Clinical criteria to classify patients into benign and aggressive disease courses were the same as those applied to the discovery cohort, except for the second validation cohort in which treatment information on patients with benign disease course was not available. Similar to the discovery cohort, patients with benign phenotypes from the first validation cohort never received MS therapies. A summary of demographic and clinical characteristics of the first and second validation cohorts is shown in Additional file 1: Table S1.
The study was approved by the corresponding local ethics committees, and all participants provided informed consent.

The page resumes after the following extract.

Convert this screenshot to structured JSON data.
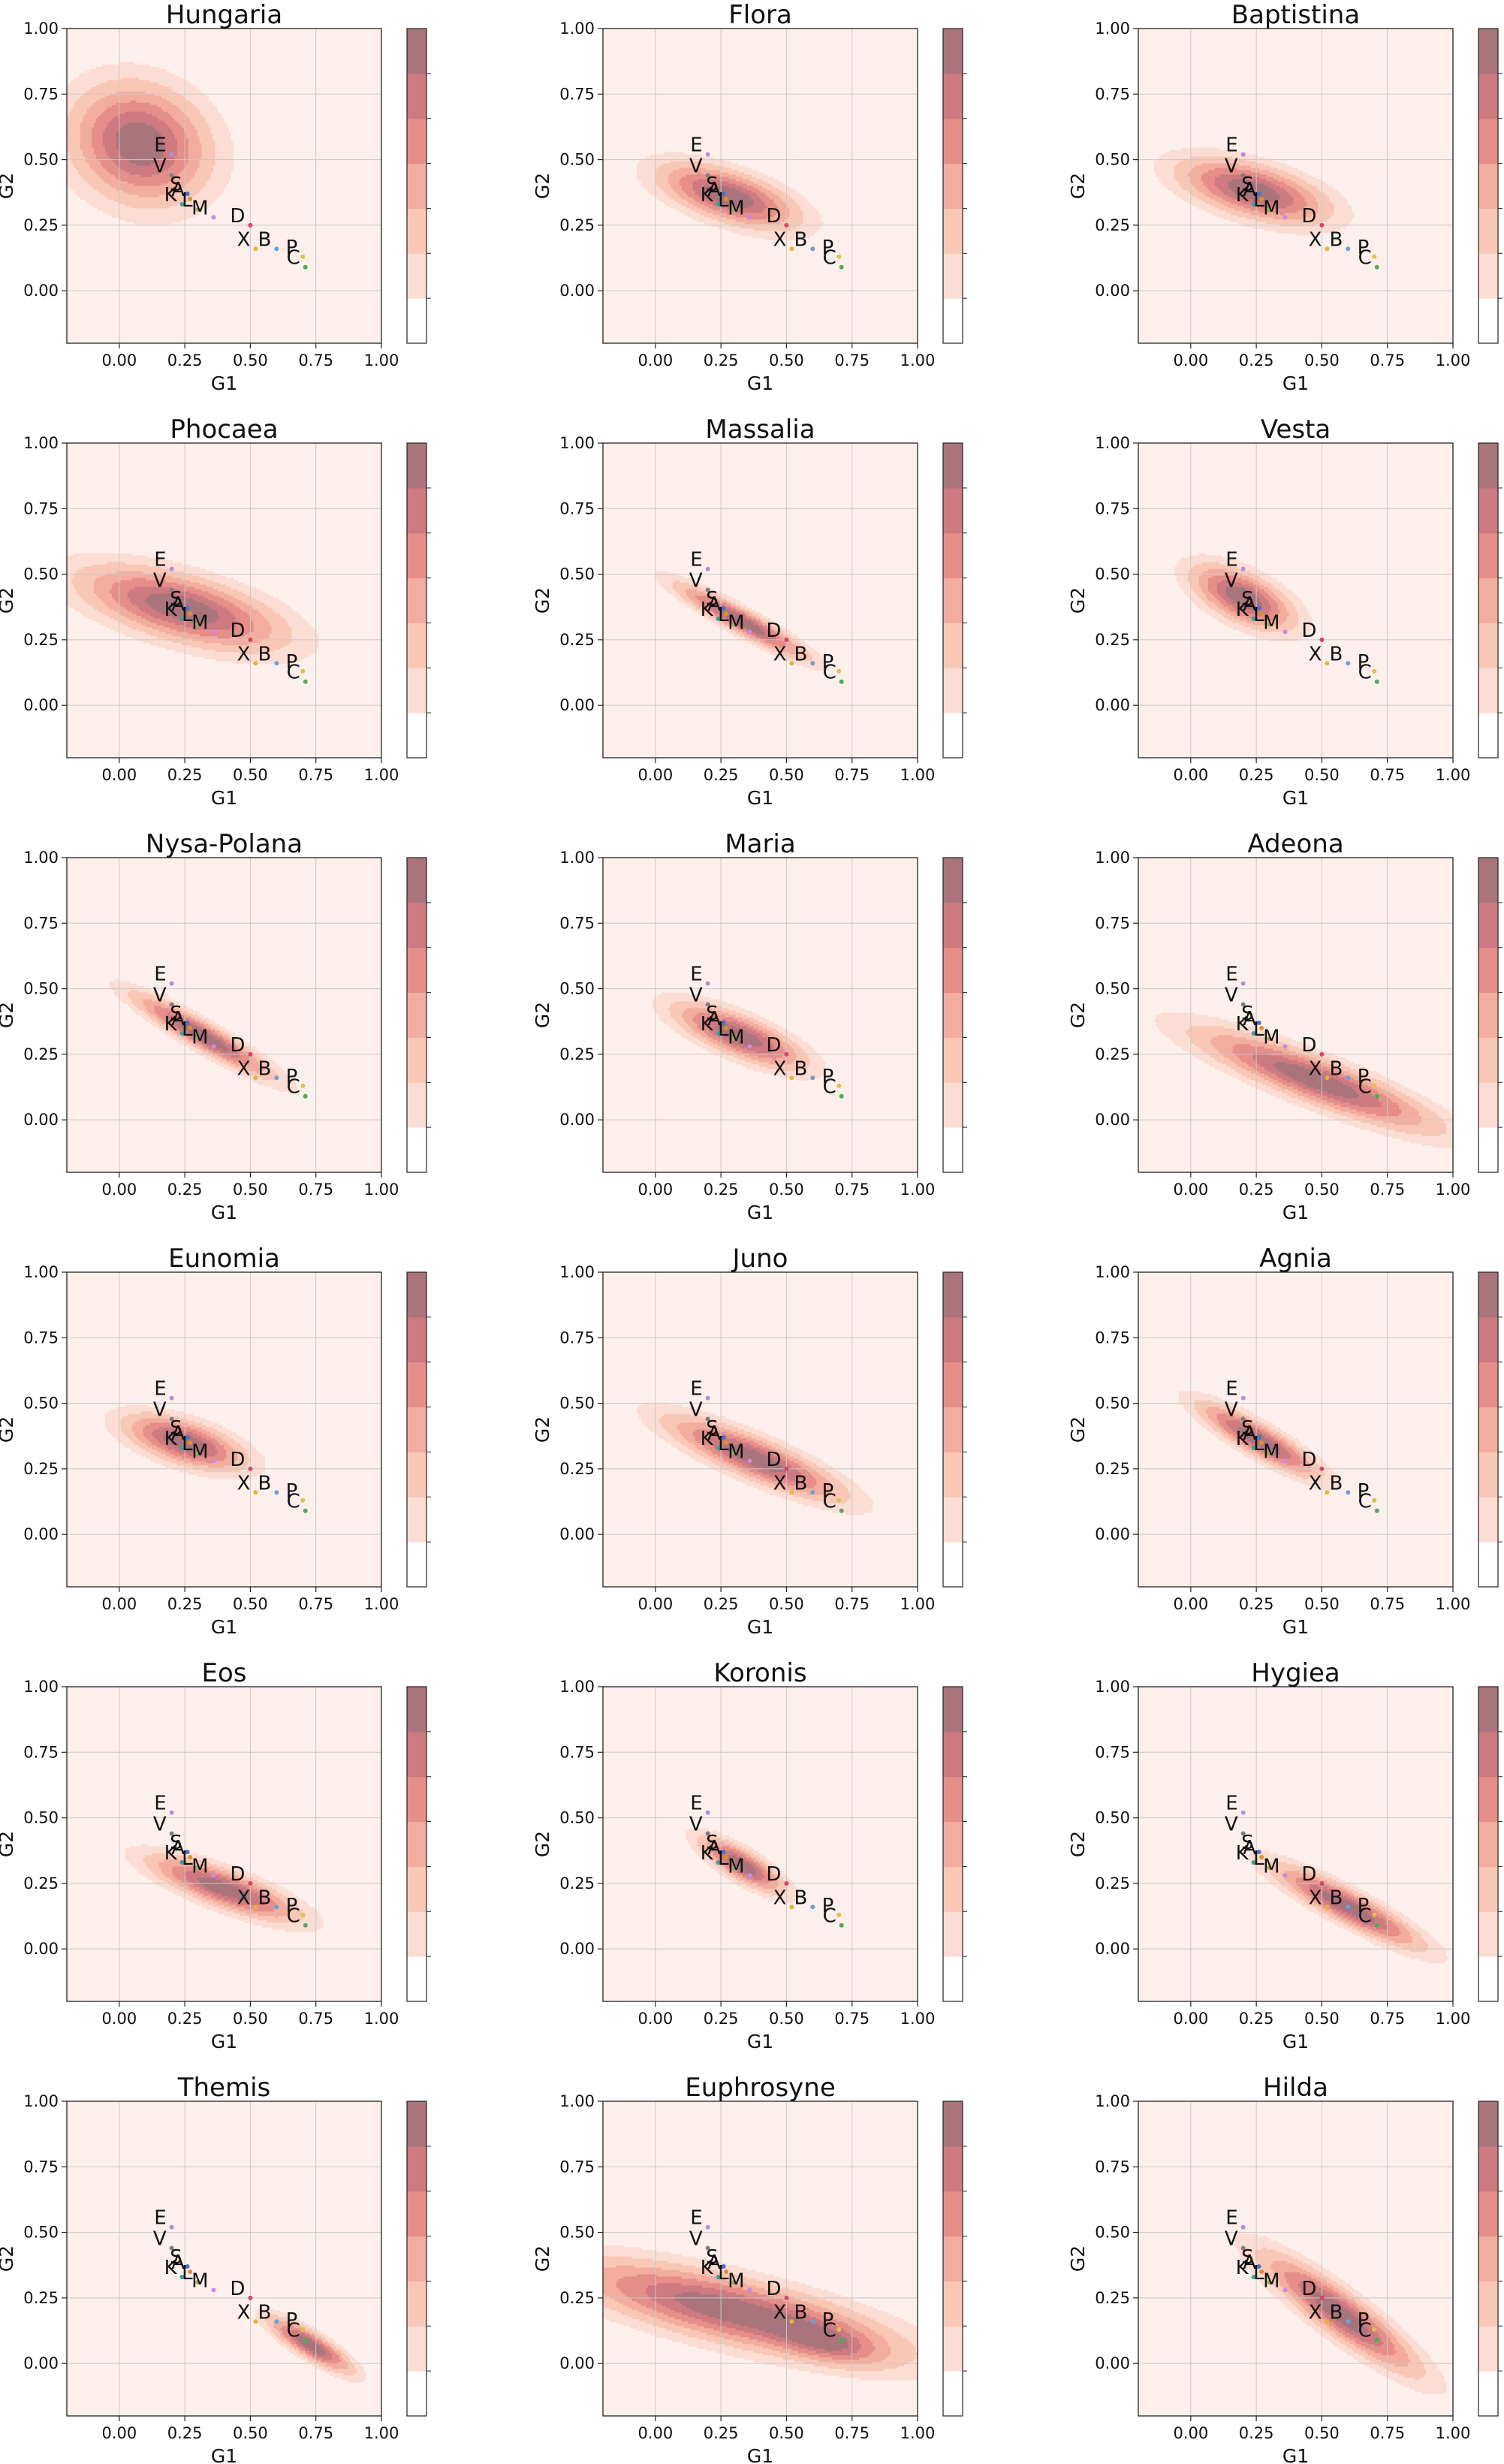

TaqMan OpenArray genotyping
Genotyping of selected variants in the first validation cohort was performed using an OpenArray technology (Thermo Fisher Scientific, Massachusetts, USA) and following the manufacturer’s instructions. Briefly, DNA samples were loaded into custom designed arrays using an OpenArray® AccuFill System (Thermo Fisher Scientific). QuantStudio™ 12K Flex system (Thermo Fisher Scientific) was used for sample amplification and fluorescent data collection. Hapmap samples with known genotype were included as internal controls of the process. Genotype was assigned using Taqman Genotyper Software (Thermo Fisher Scientific). Genotyping was performed by the Human Genotyping laboratory of the Spanish National Cancer Research Centre (CNIO).

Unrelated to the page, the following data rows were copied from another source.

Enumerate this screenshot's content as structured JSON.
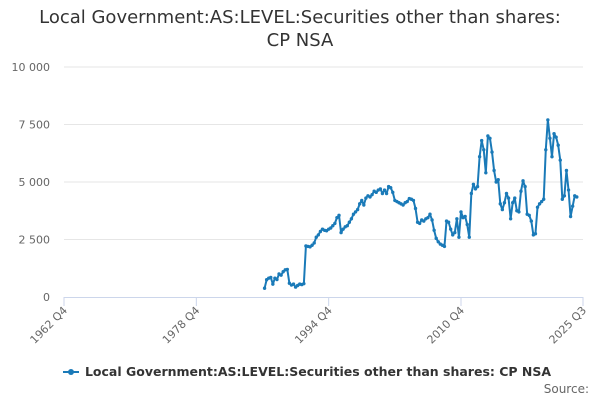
{
  "chart": {
    "title_line1": "Local Government:AS:LEVEL:Securities other than shares:",
    "title_line2": "CP NSA",
    "legend_label": "Local Government:AS:LEVEL:Securities other than shares: CP NSA",
    "source_label": "Source:"
  },
  "colors": {
    "series": "#1a7ab8",
    "grid": "#e6e6e6",
    "axis": "#ccd6eb",
    "text": "#333333",
    "muted": "#666666"
  },
  "chart_data": {
    "type": "line",
    "title": "Local Government:AS:LEVEL:Securities other than shares: CP NSA",
    "xlabel": "",
    "ylabel": "",
    "grid": true,
    "legend_position": "bottom",
    "ylim": [
      0,
      10000
    ],
    "y_ticks": [
      {
        "value": 0,
        "label": "0"
      },
      {
        "value": 2500,
        "label": "2 500"
      },
      {
        "value": 5000,
        "label": "5 000"
      },
      {
        "value": 7500,
        "label": "7 500"
      },
      {
        "value": 10000,
        "label": "10 000"
      }
    ],
    "x_ticks": [
      {
        "value": 1962.75,
        "label": "1962 Q4"
      },
      {
        "value": 1978.75,
        "label": "1978 Q4"
      },
      {
        "value": 1994.75,
        "label": "1994 Q4"
      },
      {
        "value": 2010.75,
        "label": "2010 Q4"
      },
      {
        "value": 2025.5,
        "label": "2025 Q3"
      }
    ],
    "xlim": [
      1962.75,
      2025.5
    ],
    "series": [
      {
        "name": "Local Government:AS:LEVEL:Securities other than shares: CP NSA",
        "points": [
          [
            1987.0,
            380
          ],
          [
            1987.25,
            750
          ],
          [
            1987.5,
            820
          ],
          [
            1987.75,
            850
          ],
          [
            1988.0,
            560
          ],
          [
            1988.25,
            820
          ],
          [
            1988.5,
            760
          ],
          [
            1988.75,
            1000
          ],
          [
            1989.0,
            950
          ],
          [
            1989.25,
            1100
          ],
          [
            1989.5,
            1180
          ],
          [
            1989.75,
            1200
          ],
          [
            1990.0,
            600
          ],
          [
            1990.25,
            520
          ],
          [
            1990.5,
            560
          ],
          [
            1990.75,
            430
          ],
          [
            1991.0,
            500
          ],
          [
            1991.25,
            560
          ],
          [
            1991.5,
            540
          ],
          [
            1991.75,
            580
          ],
          [
            1992.0,
            2220
          ],
          [
            1992.25,
            2200
          ],
          [
            1992.5,
            2180
          ],
          [
            1992.75,
            2250
          ],
          [
            1993.0,
            2350
          ],
          [
            1993.25,
            2600
          ],
          [
            1993.5,
            2700
          ],
          [
            1993.75,
            2850
          ],
          [
            1994.0,
            2950
          ],
          [
            1994.25,
            2900
          ],
          [
            1994.5,
            2880
          ],
          [
            1994.75,
            2950
          ],
          [
            1995.0,
            3000
          ],
          [
            1995.25,
            3100
          ],
          [
            1995.5,
            3200
          ],
          [
            1995.75,
            3450
          ],
          [
            1996.0,
            3550
          ],
          [
            1996.25,
            2800
          ],
          [
            1996.5,
            2950
          ],
          [
            1996.75,
            3050
          ],
          [
            1997.0,
            3100
          ],
          [
            1997.25,
            3250
          ],
          [
            1997.5,
            3400
          ],
          [
            1997.75,
            3600
          ],
          [
            1998.0,
            3700
          ],
          [
            1998.25,
            3800
          ],
          [
            1998.5,
            4050
          ],
          [
            1998.75,
            4200
          ],
          [
            1999.0,
            4000
          ],
          [
            1999.25,
            4300
          ],
          [
            1999.5,
            4400
          ],
          [
            1999.75,
            4350
          ],
          [
            2000.0,
            4450
          ],
          [
            2000.25,
            4600
          ],
          [
            2000.5,
            4550
          ],
          [
            2000.75,
            4650
          ],
          [
            2001.0,
            4700
          ],
          [
            2001.25,
            4500
          ],
          [
            2001.5,
            4650
          ],
          [
            2001.75,
            4500
          ],
          [
            2002.0,
            4800
          ],
          [
            2002.25,
            4750
          ],
          [
            2002.5,
            4550
          ],
          [
            2002.75,
            4200
          ],
          [
            2003.0,
            4150
          ],
          [
            2003.25,
            4100
          ],
          [
            2003.5,
            4050
          ],
          [
            2003.75,
            4000
          ],
          [
            2004.0,
            4100
          ],
          [
            2004.25,
            4150
          ],
          [
            2004.5,
            4280
          ],
          [
            2004.75,
            4250
          ],
          [
            2005.0,
            4200
          ],
          [
            2005.25,
            3850
          ],
          [
            2005.5,
            3250
          ],
          [
            2005.75,
            3200
          ],
          [
            2006.0,
            3350
          ],
          [
            2006.25,
            3300
          ],
          [
            2006.5,
            3400
          ],
          [
            2006.75,
            3450
          ],
          [
            2007.0,
            3600
          ],
          [
            2007.25,
            3350
          ],
          [
            2007.5,
            2900
          ],
          [
            2007.75,
            2550
          ],
          [
            2008.0,
            2400
          ],
          [
            2008.25,
            2300
          ],
          [
            2008.5,
            2250
          ],
          [
            2008.75,
            2200
          ],
          [
            2009.0,
            3300
          ],
          [
            2009.25,
            3250
          ],
          [
            2009.5,
            2950
          ],
          [
            2009.75,
            2700
          ],
          [
            2010.0,
            2800
          ],
          [
            2010.25,
            3400
          ],
          [
            2010.5,
            2600
          ],
          [
            2010.75,
            3700
          ],
          [
            2011.0,
            3450
          ],
          [
            2011.25,
            3500
          ],
          [
            2011.5,
            3150
          ],
          [
            2011.75,
            2600
          ],
          [
            2012.0,
            4500
          ],
          [
            2012.25,
            4900
          ],
          [
            2012.5,
            4700
          ],
          [
            2012.75,
            4800
          ],
          [
            2013.0,
            6100
          ],
          [
            2013.25,
            6800
          ],
          [
            2013.5,
            6400
          ],
          [
            2013.75,
            5400
          ],
          [
            2014.0,
            7000
          ],
          [
            2014.25,
            6900
          ],
          [
            2014.5,
            6300
          ],
          [
            2014.75,
            5500
          ],
          [
            2015.0,
            5000
          ],
          [
            2015.25,
            5100
          ],
          [
            2015.5,
            4050
          ],
          [
            2015.75,
            3800
          ],
          [
            2016.0,
            4100
          ],
          [
            2016.25,
            4500
          ],
          [
            2016.5,
            4300
          ],
          [
            2016.75,
            3400
          ],
          [
            2017.0,
            4100
          ],
          [
            2017.25,
            4300
          ],
          [
            2017.5,
            3750
          ],
          [
            2017.75,
            3700
          ],
          [
            2018.0,
            4600
          ],
          [
            2018.25,
            5050
          ],
          [
            2018.5,
            4800
          ],
          [
            2018.75,
            3600
          ],
          [
            2019.0,
            3550
          ],
          [
            2019.25,
            3300
          ],
          [
            2019.5,
            2700
          ],
          [
            2019.75,
            2750
          ],
          [
            2020.0,
            3900
          ],
          [
            2020.25,
            4050
          ],
          [
            2020.5,
            4150
          ],
          [
            2020.75,
            4250
          ],
          [
            2021.0,
            6400
          ],
          [
            2021.25,
            7700
          ],
          [
            2021.5,
            6900
          ],
          [
            2021.75,
            6100
          ],
          [
            2022.0,
            7100
          ],
          [
            2022.25,
            6950
          ],
          [
            2022.5,
            6600
          ],
          [
            2022.75,
            5950
          ],
          [
            2023.0,
            4250
          ],
          [
            2023.25,
            4400
          ],
          [
            2023.5,
            5500
          ],
          [
            2023.75,
            4650
          ],
          [
            2024.0,
            3500
          ],
          [
            2024.25,
            3950
          ],
          [
            2024.5,
            4400
          ],
          [
            2024.75,
            4350
          ]
        ]
      }
    ]
  }
}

Sequenom MassARRAY genotyping
In the second validation cohort, selected variants were genotyped using a MassArray iPLEX platform (Sequenom, San Diego, CA, USA) as previously described .

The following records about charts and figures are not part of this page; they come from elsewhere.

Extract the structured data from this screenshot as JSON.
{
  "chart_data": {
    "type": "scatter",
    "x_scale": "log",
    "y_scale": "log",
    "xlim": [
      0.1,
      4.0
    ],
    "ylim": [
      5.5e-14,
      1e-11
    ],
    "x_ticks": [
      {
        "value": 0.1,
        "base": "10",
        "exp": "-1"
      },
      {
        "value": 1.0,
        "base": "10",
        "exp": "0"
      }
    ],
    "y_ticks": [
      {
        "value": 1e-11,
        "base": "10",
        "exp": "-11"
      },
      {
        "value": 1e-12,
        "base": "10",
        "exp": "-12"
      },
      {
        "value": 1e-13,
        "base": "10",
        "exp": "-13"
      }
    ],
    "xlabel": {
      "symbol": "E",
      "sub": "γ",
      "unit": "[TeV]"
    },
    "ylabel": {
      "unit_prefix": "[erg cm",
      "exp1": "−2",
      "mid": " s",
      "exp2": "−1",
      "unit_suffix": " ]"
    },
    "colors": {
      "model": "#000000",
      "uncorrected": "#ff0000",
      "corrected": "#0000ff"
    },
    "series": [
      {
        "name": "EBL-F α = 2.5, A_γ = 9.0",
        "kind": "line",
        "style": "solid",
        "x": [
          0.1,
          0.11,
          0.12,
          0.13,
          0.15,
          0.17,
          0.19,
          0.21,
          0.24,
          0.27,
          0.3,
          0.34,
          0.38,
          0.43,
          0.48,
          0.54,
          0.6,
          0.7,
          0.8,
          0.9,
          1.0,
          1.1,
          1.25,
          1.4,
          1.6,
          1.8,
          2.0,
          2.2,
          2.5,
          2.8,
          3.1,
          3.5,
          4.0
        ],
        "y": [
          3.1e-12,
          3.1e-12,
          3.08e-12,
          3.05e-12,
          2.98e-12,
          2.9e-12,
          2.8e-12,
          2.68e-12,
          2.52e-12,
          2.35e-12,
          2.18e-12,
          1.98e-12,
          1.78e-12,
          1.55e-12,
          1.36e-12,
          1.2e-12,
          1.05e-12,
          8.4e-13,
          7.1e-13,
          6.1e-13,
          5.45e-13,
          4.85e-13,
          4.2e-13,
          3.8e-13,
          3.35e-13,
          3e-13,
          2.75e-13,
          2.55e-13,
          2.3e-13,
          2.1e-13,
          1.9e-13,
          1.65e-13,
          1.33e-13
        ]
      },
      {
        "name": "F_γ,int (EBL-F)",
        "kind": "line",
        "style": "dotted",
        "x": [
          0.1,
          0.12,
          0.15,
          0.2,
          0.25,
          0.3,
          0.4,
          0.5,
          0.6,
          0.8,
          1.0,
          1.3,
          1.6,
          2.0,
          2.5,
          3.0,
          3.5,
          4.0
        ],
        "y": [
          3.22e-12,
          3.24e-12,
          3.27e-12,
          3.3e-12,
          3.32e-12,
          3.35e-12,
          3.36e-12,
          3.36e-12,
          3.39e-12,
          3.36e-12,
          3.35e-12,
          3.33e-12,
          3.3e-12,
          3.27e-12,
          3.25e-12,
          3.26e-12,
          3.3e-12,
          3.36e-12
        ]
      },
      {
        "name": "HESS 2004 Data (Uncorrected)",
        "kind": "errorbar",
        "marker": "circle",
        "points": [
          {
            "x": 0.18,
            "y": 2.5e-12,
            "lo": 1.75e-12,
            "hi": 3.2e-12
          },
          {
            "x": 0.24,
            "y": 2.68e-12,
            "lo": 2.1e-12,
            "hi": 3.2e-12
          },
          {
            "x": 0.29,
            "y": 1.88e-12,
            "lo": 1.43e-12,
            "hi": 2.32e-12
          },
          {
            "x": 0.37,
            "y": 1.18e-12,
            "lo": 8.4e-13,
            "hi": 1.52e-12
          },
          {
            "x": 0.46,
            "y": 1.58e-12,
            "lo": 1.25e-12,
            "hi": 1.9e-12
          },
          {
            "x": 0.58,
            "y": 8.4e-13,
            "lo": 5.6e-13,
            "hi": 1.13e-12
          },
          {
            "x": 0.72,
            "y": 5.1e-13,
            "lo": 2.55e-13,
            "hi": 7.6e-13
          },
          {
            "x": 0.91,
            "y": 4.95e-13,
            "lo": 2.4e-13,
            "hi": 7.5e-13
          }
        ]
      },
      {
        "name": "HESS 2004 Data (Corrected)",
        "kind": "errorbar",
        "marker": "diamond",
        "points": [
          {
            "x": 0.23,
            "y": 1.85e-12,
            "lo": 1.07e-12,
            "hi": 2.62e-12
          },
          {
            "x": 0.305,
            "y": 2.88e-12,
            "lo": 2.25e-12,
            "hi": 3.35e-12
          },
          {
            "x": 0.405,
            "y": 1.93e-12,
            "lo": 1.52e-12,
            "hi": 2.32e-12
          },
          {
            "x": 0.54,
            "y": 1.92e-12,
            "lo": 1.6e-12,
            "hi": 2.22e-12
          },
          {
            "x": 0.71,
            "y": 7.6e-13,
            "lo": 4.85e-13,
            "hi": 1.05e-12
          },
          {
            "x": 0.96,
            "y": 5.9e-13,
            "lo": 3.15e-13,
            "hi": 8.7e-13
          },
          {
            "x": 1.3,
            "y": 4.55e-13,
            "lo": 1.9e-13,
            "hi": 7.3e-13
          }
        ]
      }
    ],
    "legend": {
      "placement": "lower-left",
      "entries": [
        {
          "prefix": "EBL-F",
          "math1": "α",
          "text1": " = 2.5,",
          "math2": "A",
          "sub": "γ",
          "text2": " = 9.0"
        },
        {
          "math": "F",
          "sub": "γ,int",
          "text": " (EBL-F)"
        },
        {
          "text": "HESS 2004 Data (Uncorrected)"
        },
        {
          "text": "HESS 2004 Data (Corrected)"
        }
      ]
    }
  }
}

CPXM2, IGSF9B, and NLRP9 expression analysis in peripheral blood cells
Gene expression levels for CPMX2, NLRP9, and IGSF9B were determined by real-time PCR in peripheral blood mononuclear cells (PBMC) available from a subgroup of untreated MS patients from the first validation cohort. In order to avoid a confounding effect of disease course in the expression levels for these genes, analysis was restricted to the group of patients with aggressive disease course (n = 8 for CPXM2; n = 9 for NLRP9; n = 7 for IGSF9B). Briefly, PBMC were isolated by Ficoll-Isopaque density gradient centrifugation (Gibco BRL, Life Technologies LTD, Paisley, UK) and stored in liquid nitrogen until used. Total RNA was extracted from PBMC using TRIzol® reagent (Invitrogen, Carlsbad, CA) and cDNA synthesized using the High Capacity cDNA Archive kit (Applied Biosystems, Foster City, CA, USA). Messenger RNA expression levels for CPMX2, NLRP9, and IGSF9B were determined by real-time PCR using TaqMan® probes specific for each gene (Applied Biosystems, Foster City, CA, USA). The housekeeping gene glyceraldehyde-3-phosphate dehydrogenase (GAPDH) was used as an endogenous control (Applied Biosystems). Assays were run on the ABI PRISM® 7900HT system (Applied Biosystems) and data were analyzed using the 2−∆∆CT method . Results were expressed as fold change in gene expression in MS patients carrying the risk allele relative to non-carrier patients.
Immunohistochemistry for CPXM2, IGSF9B, and NLRP9 in MS brain tissue
Paraffin-embedded brain samples of chronic active lesions from four MS patients were provided by the UK Multiple Sclerosis Tissue Bank and stained with hematoxylin and eosin (HE) and Klüver-Barrera (KB) for inflammation and demyelination assessment. Four-micrometer-thick, paraffin-embedded serial sections were deparaffined in xylene and rehydrated in alcohol. Endogenous peroxidase activity was blocked with hydrogen peroxide (2%), methanol (70%), and PBS for 20 min. Antigen retrieval was performed in TE buffer (1 M TrismaBase and 1 mM EDTA) (pH = 9) in the microwave. Non-specific protein binding was blocked with 0.2% of bovine albumin (BSA) in PBS. Sections were incubated overnight at 4 °C with the following primary antibodies: rabbit anti-CPXM2 (Biorbyt), rabbit anti-NLRP9 (Abcam), and rabbit anti-IGSG9B (Abcam). Samples were incubated for 1 h at room temperature with goat-anti rabbit HRP secondary antibody (Dakocytomation) and stainings were visualized with 3,3′diaminobenzidine (Sigma, St Louis, MO, USA) as a chromogenic substrate.